Los años de la miseria
El mundo del Madrid de entonces lo retrató muy bien Camilo José Cela en La colmena. No le debió costar demasiado trabajo, porque la miseria es una compañera pegajosa y difícil de evitar. Ahora, sin embargo, puede que nos sea más complicado entender su alcance; la picaresca de hoy discurre por otros senderos.
Cuando Camilo José y Charo se casaron, mi madre renunció a su empleo de mecanógrafa en el Sindicato del Metal porque en el mundo de las clases medias no tenía sentido que una mujer casada trabajase. Ni siquiera la de un minúsculo colaborador de la prensa. Como resultado previsible, mis padres andaban siempre a la cuarta pregunta. El día en que yo nací su capital se reducía a siete pesetas entre los dos, pero mantenían una criada y, algo más tarde, una niñera para que cuidase de mí, sin que nadie encontrara absurda la situación. Un florero vacío (al lado del pingüino) servía como hucha improvisada para echar las perras gordas que, más de una vez, sirvieron para ir a la compra. Por fortuna María Hortigüela, la cocinera, había heredado unos dineros de una antigua señora suya y nos prestaba lo necesario para llegar a fin de mes.
Las camisas de mí padre se remendaban una y otra vez, dando la vuelta a los cuellos hasta que el roce los convertía en inservibles; mi madre hacía entonces cuellos nuevos con los faldones. Las chaquetas tenían peor remedio porque, al volverlas del revés, el bolsillo del pecho quedaba al otro lado. Pero al mismo tiempo Camilo José Cela tenía guardados en el armario un chaqué, un frac y un esmoquin. No, la verdad es que no resulta nada fácil entender lo que estaba pasando en el Madrid de la postguerra.

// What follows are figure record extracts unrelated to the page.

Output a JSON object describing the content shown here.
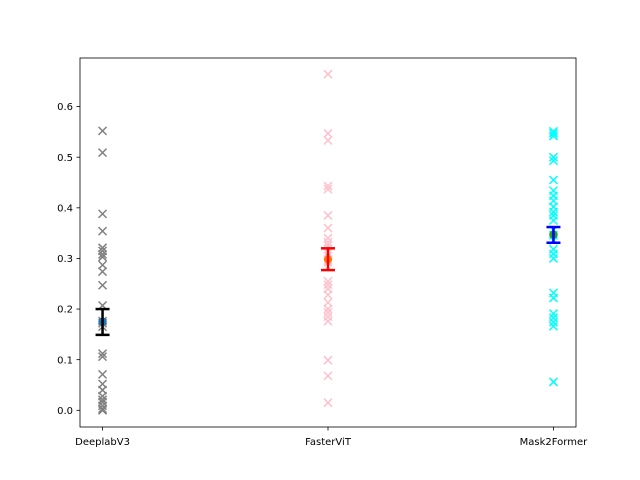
{
  "chart_data": {
    "type": "scatter",
    "title": "",
    "xlabel": "",
    "ylabel": "",
    "xlim": [
      -0.1,
      2.1
    ],
    "ylim": [
      -0.033,
      0.696
    ],
    "yticks": [
      0.0,
      0.1,
      0.2,
      0.3,
      0.4,
      0.5,
      0.6
    ],
    "ytick_labels": [
      "0.0",
      "0.1",
      "0.2",
      "0.3",
      "0.4",
      "0.5",
      "0.6"
    ],
    "categories": [
      "DeeplabV3",
      "FasterViT",
      "Mask2Former"
    ],
    "grid": false,
    "legend": false,
    "series": [
      {
        "name": "DeeplabV3",
        "x": 0,
        "marker_color": "#808080",
        "mean_color": "#1f77b4",
        "errorbar_color": "#000000",
        "values": [
          0.552,
          0.509,
          0.388,
          0.354,
          0.321,
          0.315,
          0.308,
          0.303,
          0.287,
          0.274,
          0.247,
          0.207,
          0.176,
          0.172,
          0.165,
          0.112,
          0.106,
          0.071,
          0.052,
          0.04,
          0.028,
          0.021,
          0.016,
          0.009,
          0.003,
          0.0
        ],
        "mean": 0.175,
        "ci": [
          0.149,
          0.2
        ]
      },
      {
        "name": "FasterViT",
        "x": 1,
        "marker_color": "#ffc0cb",
        "mean_color": "#ff7f0e",
        "errorbar_color": "#ff0000",
        "values": [
          0.664,
          0.547,
          0.533,
          0.443,
          0.437,
          0.385,
          0.36,
          0.34,
          0.332,
          0.326,
          0.311,
          0.305,
          0.296,
          0.292,
          0.255,
          0.248,
          0.24,
          0.228,
          0.213,
          0.2,
          0.193,
          0.185,
          0.176,
          0.099,
          0.068,
          0.015
        ],
        "mean": 0.298,
        "ci": [
          0.277,
          0.32
        ]
      },
      {
        "name": "Mask2Former",
        "x": 2,
        "marker_color": "#00ffff",
        "mean_color": "#2ca02c",
        "errorbar_color": "#0000ff",
        "values": [
          0.551,
          0.547,
          0.542,
          0.5,
          0.493,
          0.455,
          0.434,
          0.424,
          0.414,
          0.402,
          0.392,
          0.385,
          0.375,
          0.356,
          0.346,
          0.336,
          0.318,
          0.309,
          0.3,
          0.232,
          0.222,
          0.191,
          0.183,
          0.174,
          0.166,
          0.056
        ],
        "mean": 0.347,
        "ci": [
          0.331,
          0.362
        ]
      }
    ]
  }
}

El suministro de alimentos, como todo el mundo sabe, estaba racionado en los tiempos de La Colmena. El aceite, negro y sólido (se rumoreaba que era de coco), se despachaba envuelto en papel de estraza, como ya quedó dicho. El pan, entre grava y serrín, hubiera hecho las delicias de cualquier especialista actual en dietética, de esos que se preocupan siempre por las fibras. Había lujos como el azúcar que, al venderse a un precio loco, daban pie a que se desatase el ingenio del pícaro de turno. Sólo era azúcar la delgada capa de encima; el resto, sal. Al menos en ese aspecto supuse una cierta ventaja para la familia: por cada niño pequeño daban un par de latas de leche condensada, que iban muy bien para los cafés del desayuno. MÍ madre, quizá como contrapartida, o puede que en un arrebato de responsabilidad hacia su retoño, me compraba panecillos blancos y aceite de oliva en el mercado del estraperlo. Luego, al irme a jugar a la calle, yo le cambiaba el espléndido bocadillo al primer amigo que aparecía por otro de pan moreno y aceite negro. Debía darme demasiada vergüenza eso de representar el imposible y falso papel de niño rico del barrio.